Just as I finished up my meal, a pleasant breeze blew my hair across my face. I made an effort to brush my hair off my face and knocked my certificate folder onto the sidewalk in the process. When I bent down to pick it up I saw a folded piece of paper lying on the ground. Now usually I wouldn’t bother with such things. But today, something made me pick it up.
On opening the piece of paper, I saw a message scrawled across it in a small and petite handwriting. It said..
Consider this a message from an age-old wise ass to you. I am not going to tell you things which you and I don’t care about. I am going to help you help someone we both know and care about – You.
As is the case of every other human being out there, you are fighting a battle of your own in this world – however big or small it may be and whatever maybe the odds. Just remember, nothing in life ever happens without a reason. What happens to the world, you cannot control. But what happens in your life is the outcome of your discretion. So decide now, whether you wish to write your own destiny or you wish to succumb to a fate that is nothing but the result of your inaction. For now, just remember that this time too shall pass.
Do me a favor and leave this paper back where you found it. It may or may not have helped you, but it might help someone else. Good luck and God bless.”
After I read the note, I just sat there feeling amused. I mean who would write such a note in the first place? It would have to be some fool trying to spread love and light in this hopeless recession-hit world. Besides, he/she could have framed the message a little better.
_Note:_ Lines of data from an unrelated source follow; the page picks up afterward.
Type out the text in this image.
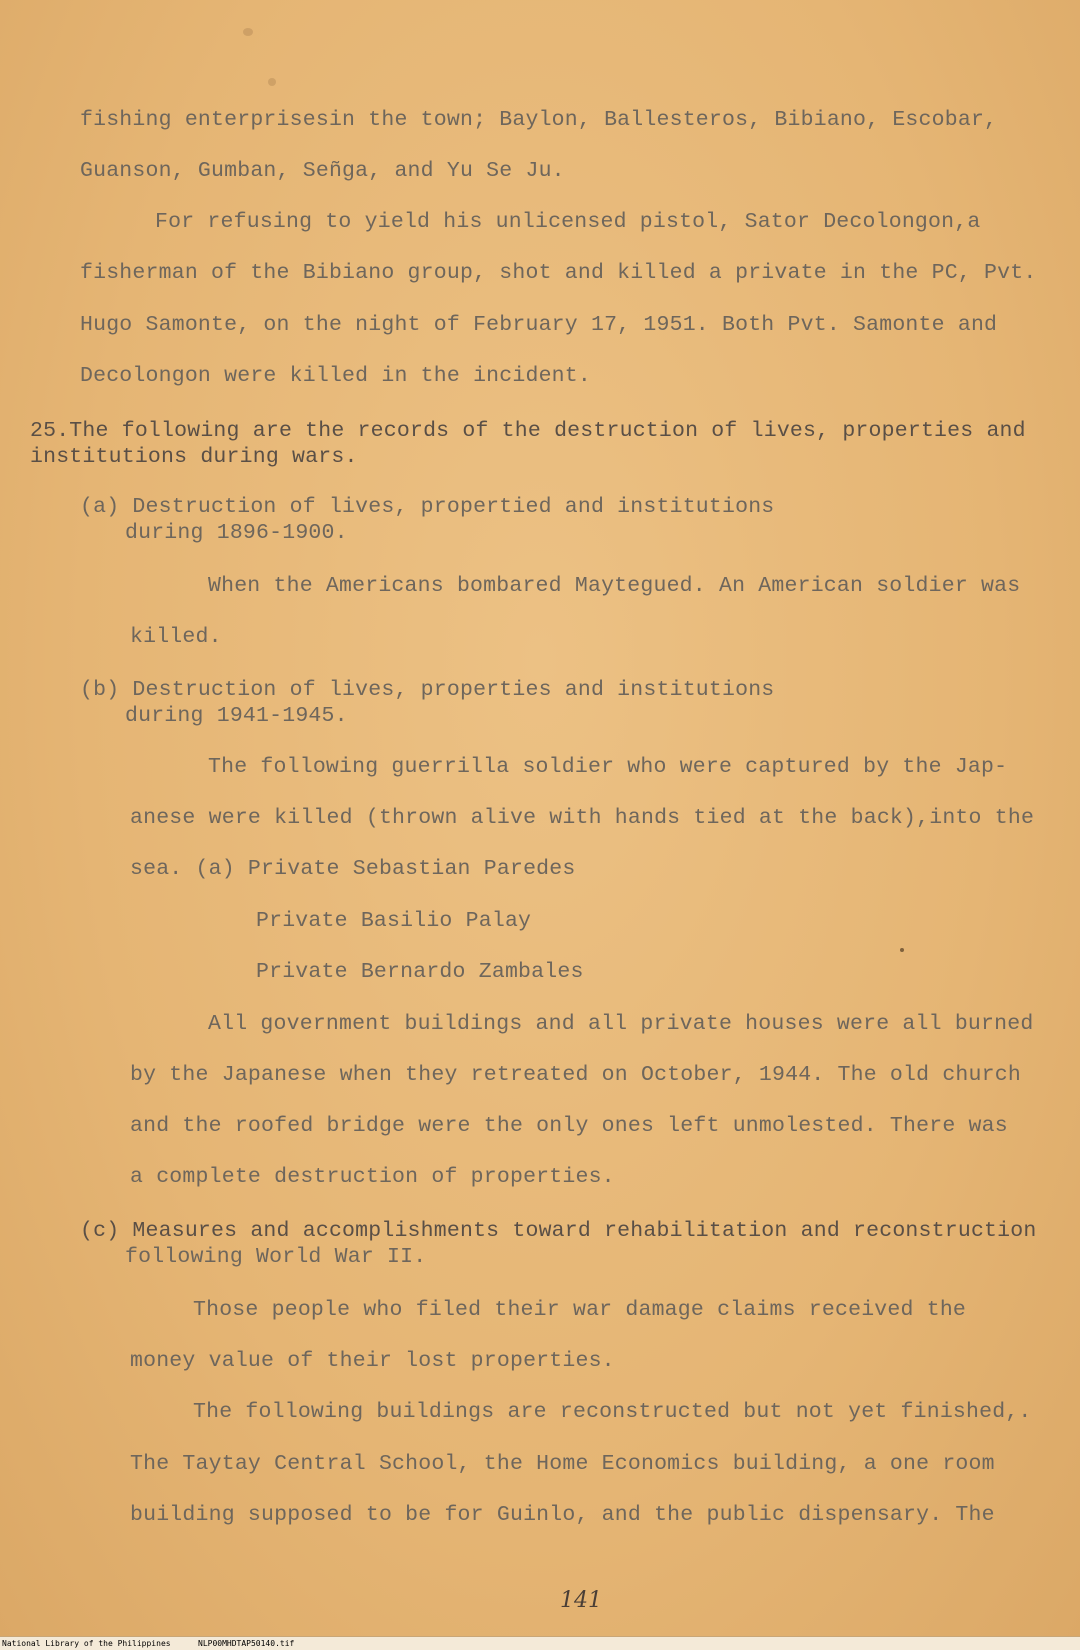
fishing enterprisesin the town; Baylon, Ballesteros, Bibiano, Escobar,

Guanson, Gumban, Señga, and Yu Se Ju.

For refusing to yield his unlicensed pistol, Sator Decolongon,a

fisherman of the Bibiano group, shot and killed a private in the PC, Pvt.

Hugo Samonte, on the night of February 17, 1951. Both Pvt. Samonte and

Decolongon were killed in the incident.

25.The following are the records of the destruction of lives, properties and

institutions during wars.

(a) Destruction of lives, propertied and institutions

during 1896-1900.

When the Americans bombared Maytegued. An American soldier was

killed.

(b) Destruction of lives, properties and institutions

during 1941-1945.

The following guerrilla soldier who were captured by the Jap-

anese were killed (thrown alive with hands tied at the back),into the

sea. (a) Private Sebastian Paredes

Private Basilio Palay

Private Bernardo Zambales

All government buildings and all private houses were all burned

by the Japanese when they retreated on October, 1944. The old church

and the roofed bridge were the only ones left unmolested. There was

a complete destruction of properties.

(c) Measures and accomplishments toward rehabilitation and reconstruction

following World War II.

Those people who filed their war damage claims received the

money value of their lost properties.

The following buildings are reconstructed but not yet finished,.

The Taytay Central School, the Home Economics building, a one room

building supposed to be for Guinlo, and the public dispensary. The

141
National Library of the Philippines	NLP00MHDTAP50140.tif
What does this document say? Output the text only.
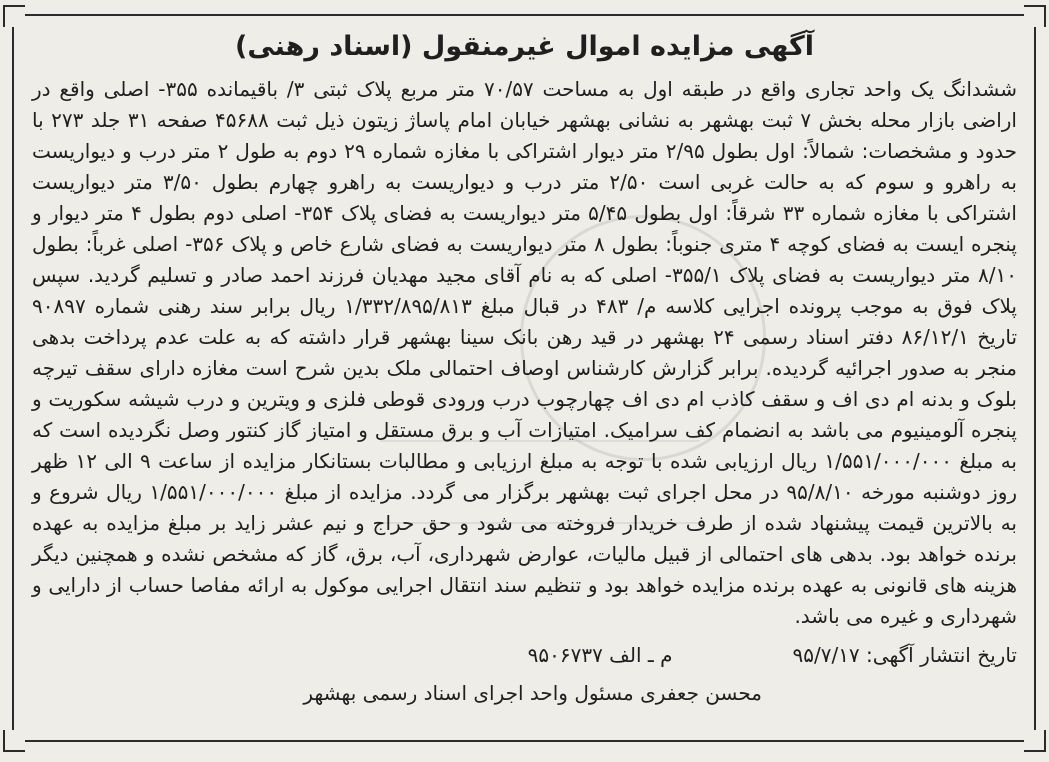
آگهی مزایده اموال غیرمنقول (اسناد رهنی)

ششدانگ یک واحد تجاری واقع در طبقه اول به مساحت ۷۰/۵۷ متر مربع پلاک ثبتی ۳/ باقیمانده ۳۵۵- اصلی واقع در اراضی بازار محله بخش ۷ ثبت بهشهر به نشانی بهشهر خیابان امام پاساژ زیتون ذیل ثبت ۴۵۶۸۸ صفحه ۳۱ جلد ۲۷۳ با حدود و مشخصات: شمالاً: اول بطول ۲/۹۵ متر دیوار اشتراکی با مغازه شماره ۲۹ دوم به طول ۲ متر درب و دیواریست به راهرو و سوم که به حالت غربی است ۲/۵۰ متر درب و دیواریست به راهرو چهارم بطول ۳/۵۰ متر دیواریست اشتراکی با مغازه شماره ۳۳ شرقاً: اول بطول ۵/۴۵ متر دیواریست به فضای پلاک ۳۵۴- اصلی دوم بطول ۴ متر دیوار و پنجره ایست به فضای کوچه ۴ متری جنوباً: بطول ۸ متر دیواریست به فضای شارع خاص و پلاک ۳۵۶- اصلی غرباً: بطول ۸/۱۰ متر دیواریست به فضای پلاک ۳۵۵/۱- اصلی که به نام آقای مجید مهدیان فرزند احمد صادر و تسلیم گردید. سپس پلاک فوق به موجب پرونده اجرایی کلاسه م/ ۴۸۳ در قبال مبلغ ۱/۳۳۲/۸۹۵/۸۱۳ ریال برابر سند رهنی شماره ۹۰۸۹۷ تاریخ ۸۶/۱۲/۱ دفتر اسناد رسمی ۲۴ بهشهر در قید رهن بانک سینا بهشهر قرار داشته که به علت عدم پرداخت بدهی منجر به صدور اجرائیه گردیده. برابر گزارش کارشناس اوصاف احتمالی ملک بدین شرح است مغازه دارای سقف تیرچه بلوک و بدنه ام دی اف و سقف کاذب ام دی اف چهارچوب درب ورودی قوطی فلزی و ویترین و درب شیشه سکوریت و پنجره آلومینیوم می باشد به انضمام کف سرامیک. امتیازات آب و برق مستقل و امتیاز گاز کنتور وصل نگردیده است که به مبلغ ۱/۵۵۱/۰۰۰/۰۰۰ ریال ارزیابی شده با توجه به مبلغ ارزیابی و مطالبات بستانکار مزایده از ساعت ۹ الی ۱۲ ظهر روز دوشنبه مورخه ۹۵/۸/۱۰ در محل اجرای ثبت بهشهر برگزار می گردد. مزایده از مبلغ ۱/۵۵۱/۰۰۰/۰۰۰ ریال شروع و به بالاترین قیمت پیشنهاد شده از طرف خریدار فروخته می شود و حق حراج و نیم عشر زاید بر مبلغ مزایده به عهده برنده خواهد بود. بدهی های احتمالی از قبیل مالیات، عوارض شهرداری، آب، برق، گاز که مشخص نشده و همچنین دیگر هزینه های قانونی به عهده برنده مزایده خواهد بود و تنظیم سند انتقال اجرایی موکول به ارائه مفاصا حساب از دارایی و شهرداری و غیره می باشد.

تاریخ انتشار آگهی: ۹۵/۷/۱۷
م ـ الف ۹۵۰۶۷۳۷
محسن جعفری مسئول واحد اجرای اسناد رسمی بهشهر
While I folded back the piece of paper, I realized what a pathetic hypocrite I was. Here was a man or woman trying to make a difference in somebody else’s life while I couldn’t even soak up some warmth from a stranger.
Maybe he was right. Maybe he was wrong. I had lost my job for no fault of mine. But had I lost out on the jobs over the last week because of my fault? Well maybe I could have worn the better jacket (I had saved to wear on Christmas Eve) to the interview. Maybe I could have answered a few questions more intelligently. Would it have a made a difference? Maybe.
I realized the stranger was right somewhere along the line. I couldn’t complain about God being unfair or anything as of that matter when my outlook in itself was flawed. I had to do something about it, today. I had to change.
I closed my eyes for a good five minutes and sat there till my mind became clear. I took a deep breath and exhaled. Then I opened my eyes and smiled. For now, I saw the world differently. Only because I had chosen to.
I stood up from the wooden bench. As I picked up my folder again, I carefully placed the folded piece of paper on the bench with a stone on top. And then, I watched myself walk away.